Type of Grant: Clinical Translational Research

Project Start Date: July 1, 2012

Project End Date: June 30, 2015

Research Description

Diabetes is known to increase risk of heart blood vessel blockages and increase their risk of having a heart attack dramatically.   Experts believe that individuals >40 years old who have diabetes require aggressive treatment for coronary artery disease, including cholesterol medications, even if they do not have known heart disease or high cholesterol.  However it is not known at what age diabetes starts causing significant increased risk, and type 2 diabetes has been increasing in prevalence among children and adolescents.  This raises the need to investigate heart disease in younger persons with diabetes, to evaluate if they would benefit from medications to reduce cardiovascular risk. 

This study will investigate the presence and severity of heart disease in young adults (25-40 years old) with type 2 diabetes.  Participants will undergo multiple tests to assess plaque in the arteries.  One test will require a CT scan of the heart to measure hardening of the arteries and plaque buildup, and the second test will measure thickness of the wall of vessels in the neck by using sound waves.

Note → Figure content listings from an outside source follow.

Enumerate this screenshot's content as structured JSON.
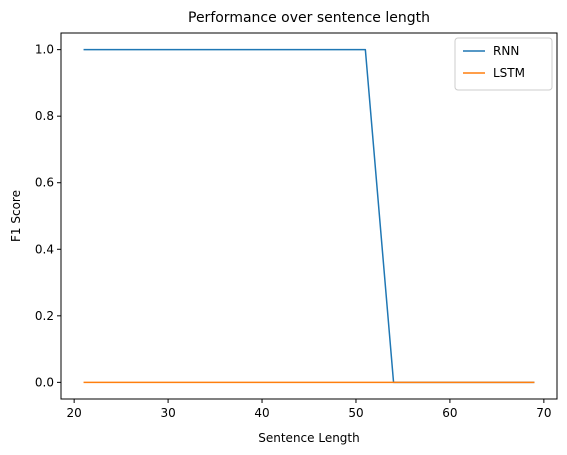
{
  "chart_data": {
    "type": "line",
    "title": "Performance over sentence length",
    "xlabel": "Sentence Length",
    "ylabel": "F1 Score",
    "xlim": [
      18.6,
      71.4
    ],
    "ylim": [
      -0.05,
      1.05
    ],
    "x_ticks": [
      20,
      30,
      40,
      50,
      60,
      70
    ],
    "y_ticks": [
      0.0,
      0.2,
      0.4,
      0.6,
      0.8,
      1.0
    ],
    "x_tick_labels": [
      "20",
      "30",
      "40",
      "50",
      "60",
      "70"
    ],
    "y_tick_labels": [
      "0.0",
      "0.2",
      "0.4",
      "0.6",
      "0.8",
      "1.0"
    ],
    "grid": false,
    "legend": "top-right",
    "series": [
      {
        "name": "RNN",
        "color": "#1f77b4",
        "points": [
          [
            21,
            1.0
          ],
          [
            51,
            1.0
          ],
          [
            54,
            0.0
          ],
          [
            69,
            0.0
          ]
        ]
      },
      {
        "name": "LSTM",
        "color": "#ff7f0e",
        "points": [
          [
            21,
            0.0
          ],
          [
            69,
            0.0
          ]
        ]
      }
    ]
  }
}
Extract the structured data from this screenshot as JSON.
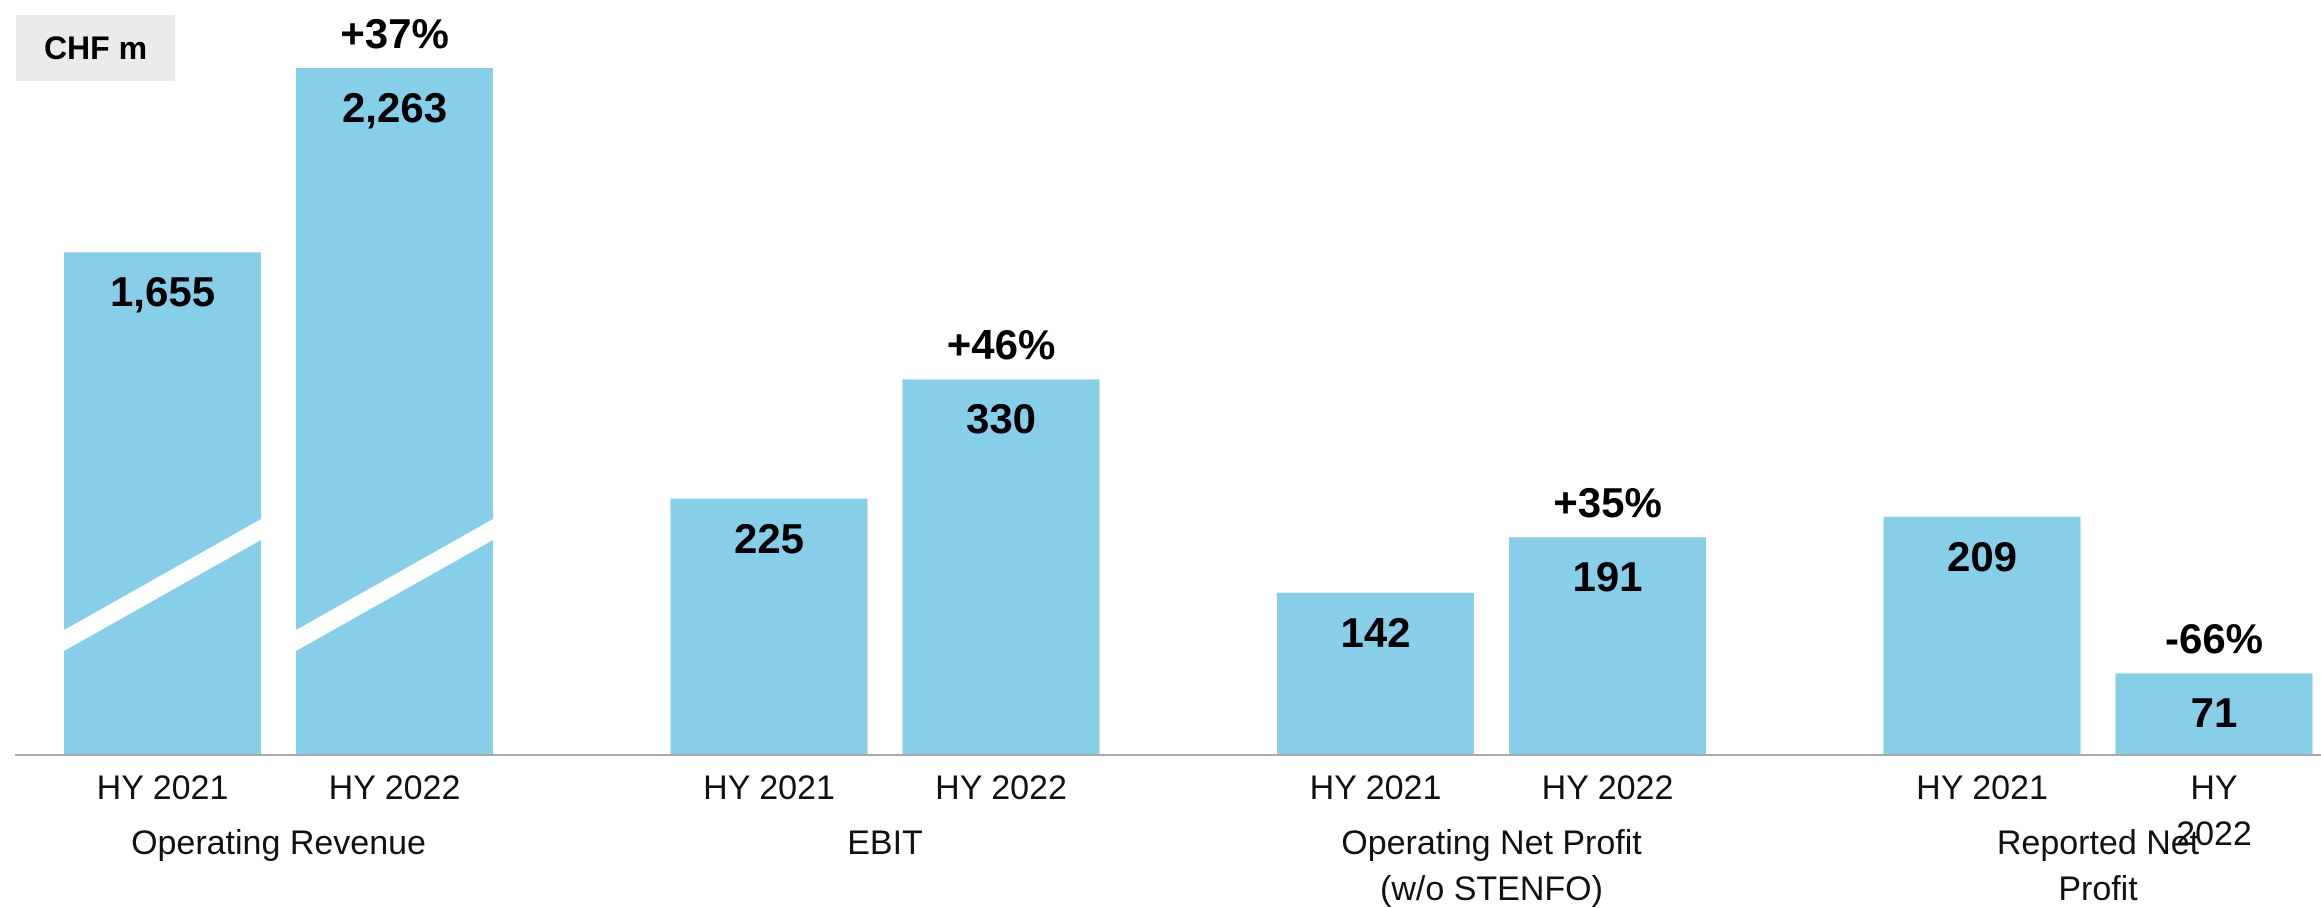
{
  "chart_data": {
    "type": "bar",
    "unit_label": "CHF m",
    "categories": [
      "Operating Revenue",
      "EBIT",
      "Operating Net Profit\n(w/o STENFO)",
      "Reported Net Profit"
    ],
    "series": [
      {
        "name": "HY 2021",
        "color": "#87cee8",
        "values": [
          1655,
          225,
          142,
          209
        ],
        "value_labels": [
          "1,655",
          "225",
          "142",
          "209"
        ]
      },
      {
        "name": "HY 2022",
        "color": "#87cee8",
        "values": [
          2263,
          330,
          191,
          71
        ],
        "value_labels": [
          "2,263",
          "330",
          "191",
          "71"
        ]
      }
    ],
    "changes": [
      "+37%",
      "+46%",
      "+35%",
      "-66%"
    ],
    "axis_break": [
      true,
      false,
      false,
      false
    ]
  }
}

It is likely that heart disease starts much earlier than age 40 in persons with DM2, and these younger patients could benefit from earlier medical therapy administration to stop atherosclerosis.  If successful, the current medications prescribed for older persons with diabetes can be selectively started earlier in those who have documented plaque in their heart or neck vessels, and thus apply good preventive therapies to prevent the early onset of a heart attack or stroke.

Research Profile

What area of diabetes research does your project cover?  What role will this particular project play in preventing, treating and/or curing diabetes?

This project will evaluate whether young persons with diabetes experience early heart disease.  Currently, guidelines call for treatment with cholesterol lowering medications to start at age 40, and we are evaluating younger persons to see if they have buildup of atherosclerosis at  a younger age.  If we find that a substantial number of younger persons with diabetes have early plaque buildup, it will lead to changes in the guidelines to start therapies at a younger age, or institute some sofrt of testing for heart disease among persons with diabetes to evaluate for this problem.  This could reduce heart attack, stroke and death among this at-risk group.

Why is it important for you, personally, to become involved in diabetes research?  What role will this award play in your research efforts?

I have been researching early means to detect heart disease, to create an early warning test for patients to find out that they have heart disease and have the ability to start diet, exercise and medications (if necessary) to start reversing or slowing the process.  There is no higher risk group that I evaluate than persons with diabetes.  They are at markedly increased risk and the age at which this starts is unknown.  This study will go a long way to establish the appropriate age for heart disease prevention measures to be instituted.

In what direction do you see the future of diabetes research going?

I believe better prevention is the key.  While there are numerous new agents being developed for people who already have diabetes, I believe that early identification and treatment will prevent all or most of the significant complications that these patients face including blindness, kidney disease, heart disease and stroke, among others.